Natürlich lässt sich jedem beliebigen Deutschen die Hysterie leicht in die Schuhe schieben, weil das Land in seiner Geschichte gleich zwei unheilvolle Phasen mit übergriffigen Geheimdiensten hat. Mit Blick auf die Hexenjagden eines J. Edward Hoover ist aber auch die Historie nicht weit, zumal, wenn der Buch-Autor Staatsbürger des Land of the Free ist und der analytische Blick auf den Sachverhalt genauer und tiefer schaut.

Jurist und Journalist Greenwald ist US-Amerikaner, er schaut genau und tief, und sein Buch lässt den Leser an der Schau teilhaben. Mit Original-Dokumenten der NSA, durchweg als streng geheim gekennzeichnet, öfter sogar für den ausschließlich NSA-internen Gebrauch klassifiziert. Bekommen hat er sie von Whistleblower Edward Snowden, der das Material während seiner Arbeit für die NSA zusammen trug, es sorgfältig auswählte, akribisch sortierte und katalogisierte, inklusive Glossar und Lexikon, damit Journalist Greenwald, seine Kollegin Laura Poitras und die Journalisten des Guardian die Papiere mit all ihren kryptischen Kürzeln und Interna überhaupt verstehen konnten.

Damit der Leser nicht den Faden verliert, arbeitet auch Greenwald sehr strukturiert. Er fährt die Zeitleiste seiner ersten Kontakte zu Snowden bis zu ihrem Treffen in Hong-Kong ab, um dann in die Unterlagen einzusteigen. Was sich schnell zeigt: Der Patriot Act, der von der Bush-Adminstration zum Kampf gegen den Terrorismus erlassen wurde, und die Befugnisse, die den Geheimdiensten eingeräumt wurden, ist längst außer Kontrolle, wurde praktisch nie gegen Terroristen genutzt, dafür aber im Einklang mit anderen US-Interessen.

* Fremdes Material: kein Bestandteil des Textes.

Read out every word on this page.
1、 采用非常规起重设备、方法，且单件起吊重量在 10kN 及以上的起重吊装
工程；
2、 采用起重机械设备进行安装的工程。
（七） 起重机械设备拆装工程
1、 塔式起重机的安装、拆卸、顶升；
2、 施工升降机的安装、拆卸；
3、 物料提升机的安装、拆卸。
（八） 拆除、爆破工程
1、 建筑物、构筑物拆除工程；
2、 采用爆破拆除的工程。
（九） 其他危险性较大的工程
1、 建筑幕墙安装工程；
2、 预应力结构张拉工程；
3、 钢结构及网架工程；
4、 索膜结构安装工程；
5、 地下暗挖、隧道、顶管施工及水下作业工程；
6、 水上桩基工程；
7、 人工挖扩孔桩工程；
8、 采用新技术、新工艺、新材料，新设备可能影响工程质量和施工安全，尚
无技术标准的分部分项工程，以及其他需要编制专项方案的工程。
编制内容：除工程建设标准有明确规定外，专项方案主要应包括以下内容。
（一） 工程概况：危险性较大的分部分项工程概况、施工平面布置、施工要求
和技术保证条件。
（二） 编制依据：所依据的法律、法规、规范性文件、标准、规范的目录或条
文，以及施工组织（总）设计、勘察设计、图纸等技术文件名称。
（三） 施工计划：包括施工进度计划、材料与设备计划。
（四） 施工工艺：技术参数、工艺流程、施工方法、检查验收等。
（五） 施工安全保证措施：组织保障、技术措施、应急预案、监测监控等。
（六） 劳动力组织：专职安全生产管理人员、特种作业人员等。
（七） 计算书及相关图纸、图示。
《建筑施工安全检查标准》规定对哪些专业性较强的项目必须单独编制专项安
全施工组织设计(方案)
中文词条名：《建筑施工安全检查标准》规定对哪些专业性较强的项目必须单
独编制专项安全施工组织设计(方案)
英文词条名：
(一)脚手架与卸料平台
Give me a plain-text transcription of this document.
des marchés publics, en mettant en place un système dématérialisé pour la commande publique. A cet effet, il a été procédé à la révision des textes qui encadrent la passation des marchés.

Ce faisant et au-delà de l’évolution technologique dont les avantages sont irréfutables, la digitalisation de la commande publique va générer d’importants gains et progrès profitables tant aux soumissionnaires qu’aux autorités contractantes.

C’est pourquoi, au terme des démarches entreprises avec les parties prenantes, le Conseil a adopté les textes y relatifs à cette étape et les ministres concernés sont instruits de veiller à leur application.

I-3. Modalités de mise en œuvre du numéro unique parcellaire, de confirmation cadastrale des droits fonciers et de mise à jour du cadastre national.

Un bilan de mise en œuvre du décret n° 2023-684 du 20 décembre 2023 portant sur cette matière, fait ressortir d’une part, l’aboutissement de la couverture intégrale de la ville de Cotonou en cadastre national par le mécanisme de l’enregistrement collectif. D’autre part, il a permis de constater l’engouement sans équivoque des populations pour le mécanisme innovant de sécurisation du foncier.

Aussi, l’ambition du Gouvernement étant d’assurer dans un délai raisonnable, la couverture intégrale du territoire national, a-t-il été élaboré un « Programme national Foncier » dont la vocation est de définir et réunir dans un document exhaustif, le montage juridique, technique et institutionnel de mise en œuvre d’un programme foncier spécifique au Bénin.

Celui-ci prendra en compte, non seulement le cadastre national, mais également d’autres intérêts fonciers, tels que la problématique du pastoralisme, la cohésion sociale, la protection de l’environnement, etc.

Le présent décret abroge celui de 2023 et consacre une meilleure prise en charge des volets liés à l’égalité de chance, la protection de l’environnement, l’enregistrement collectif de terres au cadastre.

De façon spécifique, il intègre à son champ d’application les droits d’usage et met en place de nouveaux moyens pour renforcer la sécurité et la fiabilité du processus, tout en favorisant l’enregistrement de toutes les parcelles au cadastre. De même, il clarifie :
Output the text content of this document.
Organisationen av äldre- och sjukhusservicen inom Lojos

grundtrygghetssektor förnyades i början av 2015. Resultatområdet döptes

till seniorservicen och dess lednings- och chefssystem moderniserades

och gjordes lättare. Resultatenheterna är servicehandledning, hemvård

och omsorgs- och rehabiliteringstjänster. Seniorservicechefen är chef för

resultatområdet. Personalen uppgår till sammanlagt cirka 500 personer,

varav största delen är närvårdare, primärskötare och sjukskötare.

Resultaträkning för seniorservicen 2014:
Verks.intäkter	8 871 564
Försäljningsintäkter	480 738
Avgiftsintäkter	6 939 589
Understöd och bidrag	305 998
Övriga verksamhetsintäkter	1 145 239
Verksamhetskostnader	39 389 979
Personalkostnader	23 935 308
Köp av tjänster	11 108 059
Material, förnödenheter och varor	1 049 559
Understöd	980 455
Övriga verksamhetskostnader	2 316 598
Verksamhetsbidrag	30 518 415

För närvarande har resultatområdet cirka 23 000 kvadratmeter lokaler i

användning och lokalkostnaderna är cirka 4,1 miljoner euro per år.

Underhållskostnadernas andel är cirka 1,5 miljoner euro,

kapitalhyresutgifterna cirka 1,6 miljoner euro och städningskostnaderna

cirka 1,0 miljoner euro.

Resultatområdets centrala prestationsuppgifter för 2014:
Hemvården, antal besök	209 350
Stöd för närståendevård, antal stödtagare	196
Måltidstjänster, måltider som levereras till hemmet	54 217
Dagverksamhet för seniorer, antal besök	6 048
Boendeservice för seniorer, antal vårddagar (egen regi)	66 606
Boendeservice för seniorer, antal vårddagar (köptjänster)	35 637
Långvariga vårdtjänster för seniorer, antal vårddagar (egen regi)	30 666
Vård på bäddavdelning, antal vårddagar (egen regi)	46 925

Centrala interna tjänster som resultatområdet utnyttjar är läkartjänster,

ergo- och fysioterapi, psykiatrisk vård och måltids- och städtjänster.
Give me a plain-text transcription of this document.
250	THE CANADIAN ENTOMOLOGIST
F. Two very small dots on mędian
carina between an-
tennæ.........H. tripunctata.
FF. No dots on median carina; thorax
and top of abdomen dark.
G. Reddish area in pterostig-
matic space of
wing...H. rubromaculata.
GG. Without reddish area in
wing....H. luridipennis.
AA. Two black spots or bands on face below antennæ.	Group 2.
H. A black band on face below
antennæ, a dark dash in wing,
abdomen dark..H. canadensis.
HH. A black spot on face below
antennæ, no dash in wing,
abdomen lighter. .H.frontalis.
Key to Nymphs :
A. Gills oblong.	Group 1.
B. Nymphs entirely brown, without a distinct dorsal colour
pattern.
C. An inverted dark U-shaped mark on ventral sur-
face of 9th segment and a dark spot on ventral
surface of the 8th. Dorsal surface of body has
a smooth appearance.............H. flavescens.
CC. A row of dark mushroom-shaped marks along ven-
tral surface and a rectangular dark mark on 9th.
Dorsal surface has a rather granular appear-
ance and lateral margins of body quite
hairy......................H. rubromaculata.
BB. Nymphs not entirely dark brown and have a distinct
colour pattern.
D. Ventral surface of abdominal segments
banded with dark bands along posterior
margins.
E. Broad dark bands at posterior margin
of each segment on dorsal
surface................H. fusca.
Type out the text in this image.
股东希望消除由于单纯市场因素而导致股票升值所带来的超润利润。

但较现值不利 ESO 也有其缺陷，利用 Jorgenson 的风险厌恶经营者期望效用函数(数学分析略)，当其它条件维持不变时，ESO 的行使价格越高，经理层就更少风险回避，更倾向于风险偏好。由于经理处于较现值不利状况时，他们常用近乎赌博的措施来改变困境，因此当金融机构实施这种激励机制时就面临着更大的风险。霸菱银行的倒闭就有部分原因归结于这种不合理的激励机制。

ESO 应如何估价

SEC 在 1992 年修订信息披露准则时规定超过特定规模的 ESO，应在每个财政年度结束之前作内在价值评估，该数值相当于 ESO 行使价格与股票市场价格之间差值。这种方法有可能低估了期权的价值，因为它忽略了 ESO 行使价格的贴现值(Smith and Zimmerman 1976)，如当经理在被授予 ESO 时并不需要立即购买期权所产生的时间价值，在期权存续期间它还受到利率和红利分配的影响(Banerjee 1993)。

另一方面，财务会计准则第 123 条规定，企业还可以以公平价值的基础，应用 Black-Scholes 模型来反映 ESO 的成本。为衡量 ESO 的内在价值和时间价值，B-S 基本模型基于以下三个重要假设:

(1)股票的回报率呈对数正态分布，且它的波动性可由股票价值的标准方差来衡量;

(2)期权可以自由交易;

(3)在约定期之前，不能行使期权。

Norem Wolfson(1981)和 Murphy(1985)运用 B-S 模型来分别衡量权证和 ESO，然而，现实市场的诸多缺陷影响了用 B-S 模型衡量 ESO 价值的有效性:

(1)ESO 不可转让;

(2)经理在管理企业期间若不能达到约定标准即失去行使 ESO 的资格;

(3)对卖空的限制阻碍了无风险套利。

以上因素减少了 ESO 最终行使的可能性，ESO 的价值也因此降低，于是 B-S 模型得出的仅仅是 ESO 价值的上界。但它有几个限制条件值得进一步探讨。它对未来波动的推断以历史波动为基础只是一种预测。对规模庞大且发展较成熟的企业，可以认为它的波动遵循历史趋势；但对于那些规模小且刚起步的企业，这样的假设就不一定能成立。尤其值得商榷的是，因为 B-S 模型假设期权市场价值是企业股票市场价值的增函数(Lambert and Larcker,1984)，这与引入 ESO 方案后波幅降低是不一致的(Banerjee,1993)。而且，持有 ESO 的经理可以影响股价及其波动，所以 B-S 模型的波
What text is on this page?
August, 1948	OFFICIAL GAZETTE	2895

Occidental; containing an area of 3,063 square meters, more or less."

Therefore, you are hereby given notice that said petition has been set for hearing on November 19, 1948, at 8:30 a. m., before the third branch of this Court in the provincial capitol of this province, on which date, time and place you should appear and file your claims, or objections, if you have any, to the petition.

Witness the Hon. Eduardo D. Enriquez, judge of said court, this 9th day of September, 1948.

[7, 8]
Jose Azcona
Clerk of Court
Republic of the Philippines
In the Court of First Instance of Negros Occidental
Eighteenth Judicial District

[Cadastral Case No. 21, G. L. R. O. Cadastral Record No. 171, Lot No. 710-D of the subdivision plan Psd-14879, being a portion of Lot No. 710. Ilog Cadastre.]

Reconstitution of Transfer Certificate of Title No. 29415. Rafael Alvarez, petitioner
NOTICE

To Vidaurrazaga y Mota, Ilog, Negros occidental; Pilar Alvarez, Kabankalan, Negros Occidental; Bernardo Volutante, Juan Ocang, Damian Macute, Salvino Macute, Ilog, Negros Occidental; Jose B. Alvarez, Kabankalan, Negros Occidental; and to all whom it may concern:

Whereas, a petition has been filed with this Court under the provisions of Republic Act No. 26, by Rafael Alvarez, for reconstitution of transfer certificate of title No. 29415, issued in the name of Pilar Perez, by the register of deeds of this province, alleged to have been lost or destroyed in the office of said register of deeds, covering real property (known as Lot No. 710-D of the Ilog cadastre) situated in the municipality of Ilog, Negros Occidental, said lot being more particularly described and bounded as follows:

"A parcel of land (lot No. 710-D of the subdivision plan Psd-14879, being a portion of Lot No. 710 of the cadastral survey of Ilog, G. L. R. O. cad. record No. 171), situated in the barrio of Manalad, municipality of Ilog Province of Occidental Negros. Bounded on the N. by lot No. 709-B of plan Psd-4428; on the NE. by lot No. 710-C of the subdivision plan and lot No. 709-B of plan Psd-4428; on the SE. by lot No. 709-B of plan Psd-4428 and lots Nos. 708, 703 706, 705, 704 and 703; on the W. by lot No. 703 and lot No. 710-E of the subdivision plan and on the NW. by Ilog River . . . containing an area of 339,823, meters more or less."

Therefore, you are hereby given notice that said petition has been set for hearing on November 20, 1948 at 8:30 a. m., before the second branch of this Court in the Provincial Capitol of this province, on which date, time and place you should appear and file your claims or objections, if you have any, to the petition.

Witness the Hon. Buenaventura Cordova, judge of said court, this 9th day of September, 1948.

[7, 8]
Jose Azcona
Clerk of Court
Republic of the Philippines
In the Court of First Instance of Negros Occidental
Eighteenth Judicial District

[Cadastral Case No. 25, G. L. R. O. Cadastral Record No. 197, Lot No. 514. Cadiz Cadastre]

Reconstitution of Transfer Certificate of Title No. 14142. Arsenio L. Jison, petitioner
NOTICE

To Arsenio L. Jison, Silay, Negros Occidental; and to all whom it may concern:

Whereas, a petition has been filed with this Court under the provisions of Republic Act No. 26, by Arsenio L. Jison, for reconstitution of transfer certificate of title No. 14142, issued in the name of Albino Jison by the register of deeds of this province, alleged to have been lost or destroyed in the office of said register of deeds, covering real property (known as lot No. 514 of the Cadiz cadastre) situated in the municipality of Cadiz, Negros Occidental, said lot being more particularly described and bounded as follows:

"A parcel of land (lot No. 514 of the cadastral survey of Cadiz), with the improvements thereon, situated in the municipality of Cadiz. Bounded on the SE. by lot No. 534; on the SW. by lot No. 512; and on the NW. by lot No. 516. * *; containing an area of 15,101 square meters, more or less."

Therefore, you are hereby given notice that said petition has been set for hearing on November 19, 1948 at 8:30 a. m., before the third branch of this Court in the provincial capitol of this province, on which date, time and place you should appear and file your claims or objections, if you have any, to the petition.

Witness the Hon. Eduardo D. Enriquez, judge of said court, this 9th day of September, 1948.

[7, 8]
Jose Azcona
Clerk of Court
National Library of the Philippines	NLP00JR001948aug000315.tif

Spioniert wird gegen politische, aber auch ökonomische Gegner. Das klingt wie Verschwörungs-Paranoia, wären nicht die Dokumente, die jede einzelne Behauptung mit Belegen direkt von der Quelle untermauern. Alle Aussagen kann Greenwald dokumentieren, selbst der Umbau von Cisco-Hardware durch den NSA, um eine Backdoor zu installieren. Der Grund ist einfach: Cisco-Hardware wird in sehr vielen Netzwerken für Telefonie und Datentransfer eingesetzt. Dokumentiert ist auch die bereitwillige Kooperation von Microsoft, um ihre Cloud-Dienste, Outlook-Services und Skype-Angebote und damit die große Schaar ihrer Nutzer für den Dienst transparent zu machen. Dass Apple, Google, YouTube, Yahoo, AOL und weitere direkte Zugriffe auf ihre Server hinnehmen mussten, ist eh schon bekannt. Ebenso die Überwachung von Angela Merkel – unter anderem. No Place To Hide? Wie man es nimmt.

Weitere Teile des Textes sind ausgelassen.